Avortement clandestin: Une immoralité destructrice

 Avortement clandestin: Une immoralité destructrice

Caractérisé par une interruption clandestine et illégale de la grossesse, l’avortement est une pratique adoptée par bon nombre de jeunes personnes et qui met en danger leur vie.

   « Au Bénin, trois avortements sur quatre sont clandestins. Ce qui occasionne un décès sur cinq chez ces dernières qui s’y adonnent », a indiqué Docteur Raphaël Totognon dans un entretien accordé à une radio de la place. Toujours selon ce médecin épidémiologiste, environ 200 femmes décèdent chaque année pour des complications liées à un avortement clandestin qui selon l’organisation mondiale de la santé est l’expulsion du produit de conception ou de l’œuf avant la 4e semaine d’absence de menstruation dans un cas généralisé et la 28e semaine dans le contexte béninois.

Cette pratique interdite par la législation béninoise est seulement possible dans le cas où la personne désireuse d’interrompre la grossesse a été victime d’un viol comme l’indique le docteur « La loi 2003-04 du 03 mars 2003 portant sur la santé sexuelle et de la reproduction autorise une interruption volontaire de la grossesse dans le cas où la grossesse est issue d’un viol ou d’une relation incestueuse à la demande de la femme. Aussi si la poursuite de la grossesse menace la santé ou la vie de la femme et pouvant compromettre le pronostic vital de cette dernière avant le terme de la grossesse sur la demande de la femme ou celle du couple, le médecin peut faire recourt à une interruption volontaire de la grossesse », a-t-il fait savoir avant d’ajouter qu’il est aussi possible de demander à un médecin spécialisé une interruption volontaire de la grossesse  si au cours de l’échographie, avant le sixième mois il est révélé que le fœtus est porteur d’une malformation grave et pouvant compromettre son processus vital à la naissance.

Les conséquences…

Causé la plupart du temps par les grossesses non désirées, le refus de la grossesse par le potentiel père ou encore la crainte de la réaction des parents pour ce qui est des adolescentes, l’avortement clandestin a de nombreuses conséquences sur la santé et la vie des auteures. « Les causes des avortements clandestins sont nombreuses et peuvent aller jusqu’au décès. L’avortement clandestin peut engendrer des infections, il y a aussi des perforations de l’utérus, la gangrène utérine. Chez certaines filles qui n’ont jamais accouché, l’avortement clandestin peut conduire à l’amputation de l’utérus ce que les spécialistes appellent l’hystérectomie », indique le médecin qui rassure en soulignant que ces conséquences peuvent être évitées si les jeunes filles ne font pas recours à cette pratique.
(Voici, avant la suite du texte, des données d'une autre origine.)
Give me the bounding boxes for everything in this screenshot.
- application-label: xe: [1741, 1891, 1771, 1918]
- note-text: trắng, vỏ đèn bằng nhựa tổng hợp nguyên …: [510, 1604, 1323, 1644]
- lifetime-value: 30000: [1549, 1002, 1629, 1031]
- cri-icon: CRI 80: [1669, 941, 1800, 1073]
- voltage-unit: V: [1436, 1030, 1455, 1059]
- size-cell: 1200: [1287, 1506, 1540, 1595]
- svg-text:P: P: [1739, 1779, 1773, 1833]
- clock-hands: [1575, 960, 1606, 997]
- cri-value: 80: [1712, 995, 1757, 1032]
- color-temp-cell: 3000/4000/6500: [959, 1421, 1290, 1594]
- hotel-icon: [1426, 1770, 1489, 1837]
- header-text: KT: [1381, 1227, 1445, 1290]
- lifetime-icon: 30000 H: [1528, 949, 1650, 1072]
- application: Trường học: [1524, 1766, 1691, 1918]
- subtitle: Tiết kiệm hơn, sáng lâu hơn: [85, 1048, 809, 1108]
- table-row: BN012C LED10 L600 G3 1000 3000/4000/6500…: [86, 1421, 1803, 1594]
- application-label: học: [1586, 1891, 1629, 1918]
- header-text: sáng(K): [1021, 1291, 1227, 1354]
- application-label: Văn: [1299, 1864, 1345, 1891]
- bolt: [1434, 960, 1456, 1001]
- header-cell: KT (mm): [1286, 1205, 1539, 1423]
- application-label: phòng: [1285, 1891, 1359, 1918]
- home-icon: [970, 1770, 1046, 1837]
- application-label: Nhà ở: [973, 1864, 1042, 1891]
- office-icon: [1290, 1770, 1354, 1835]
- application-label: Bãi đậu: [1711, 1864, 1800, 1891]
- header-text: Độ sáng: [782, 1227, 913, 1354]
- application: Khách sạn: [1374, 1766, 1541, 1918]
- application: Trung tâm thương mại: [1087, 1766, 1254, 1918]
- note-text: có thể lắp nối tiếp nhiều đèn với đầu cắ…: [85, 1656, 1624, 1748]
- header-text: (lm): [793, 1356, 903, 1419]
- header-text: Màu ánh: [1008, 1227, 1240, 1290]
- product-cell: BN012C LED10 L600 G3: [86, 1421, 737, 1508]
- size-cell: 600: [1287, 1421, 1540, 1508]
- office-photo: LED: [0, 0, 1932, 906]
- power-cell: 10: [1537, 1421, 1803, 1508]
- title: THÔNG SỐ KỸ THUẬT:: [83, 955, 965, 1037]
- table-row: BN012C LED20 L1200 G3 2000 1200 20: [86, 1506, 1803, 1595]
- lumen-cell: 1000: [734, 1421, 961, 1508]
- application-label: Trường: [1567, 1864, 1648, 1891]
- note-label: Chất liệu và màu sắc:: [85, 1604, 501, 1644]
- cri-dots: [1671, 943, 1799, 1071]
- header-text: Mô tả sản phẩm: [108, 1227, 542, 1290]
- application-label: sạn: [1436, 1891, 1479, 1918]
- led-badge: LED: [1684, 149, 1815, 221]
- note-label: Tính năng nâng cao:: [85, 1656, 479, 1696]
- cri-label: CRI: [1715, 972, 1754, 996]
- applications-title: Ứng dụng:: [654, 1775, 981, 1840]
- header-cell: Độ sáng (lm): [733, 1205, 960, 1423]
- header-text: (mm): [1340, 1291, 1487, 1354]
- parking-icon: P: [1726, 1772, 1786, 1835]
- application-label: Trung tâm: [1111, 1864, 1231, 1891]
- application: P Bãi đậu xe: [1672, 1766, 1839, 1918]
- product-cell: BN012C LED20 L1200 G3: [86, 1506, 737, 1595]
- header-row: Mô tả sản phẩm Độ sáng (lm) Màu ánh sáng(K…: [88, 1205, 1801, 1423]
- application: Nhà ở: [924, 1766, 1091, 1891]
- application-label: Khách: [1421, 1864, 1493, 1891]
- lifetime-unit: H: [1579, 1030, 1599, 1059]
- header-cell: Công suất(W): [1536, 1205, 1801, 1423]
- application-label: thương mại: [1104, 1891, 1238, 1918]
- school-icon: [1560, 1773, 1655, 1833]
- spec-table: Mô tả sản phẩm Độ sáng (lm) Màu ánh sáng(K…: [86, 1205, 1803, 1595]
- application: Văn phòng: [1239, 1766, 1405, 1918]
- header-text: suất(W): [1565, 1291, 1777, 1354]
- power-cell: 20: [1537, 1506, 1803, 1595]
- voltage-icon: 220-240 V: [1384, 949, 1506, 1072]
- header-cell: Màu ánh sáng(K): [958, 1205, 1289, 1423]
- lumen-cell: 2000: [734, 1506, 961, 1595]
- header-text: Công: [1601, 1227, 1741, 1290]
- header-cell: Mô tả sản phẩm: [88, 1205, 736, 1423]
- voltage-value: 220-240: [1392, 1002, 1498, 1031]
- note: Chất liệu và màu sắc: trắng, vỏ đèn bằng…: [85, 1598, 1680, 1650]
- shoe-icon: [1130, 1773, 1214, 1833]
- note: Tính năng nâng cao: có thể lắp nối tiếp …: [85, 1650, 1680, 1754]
Ce dernier n’a pas manqué de prodiguer quelques conseils à ces personnes qui ont cette intention ou celles qui l’auront d’interrompre clandestinement une grossesse, «le premier moyens pour éviter les avortements clandestins, est de se mettre à l’abri des grossesses non désirées. Car l’avortement clandestin n’est que la conséquence d’une grossesse qui est survenue et dont on veut s’en débarrasser et pour cela il faut opter pour les différentes méthodes contraceptives au nombre desquelles l’abstinence. Il faut au niveau des autorités, généraliser l’enseignement sur la santé sexuelle et de la reproduction dans tous les lycées et collèges pour pouvoir permettre aux filles d’avoir un comportement responsable vis-à-vis de leur sexualité afin de mener une vie sexuelle responsable. Si ces différentes méthodes ne portent pas leurs fruits, l’on pourra maintenant faire recours aux planifications familiales qui existent déjà dans tous les centres de santé au Bénin ».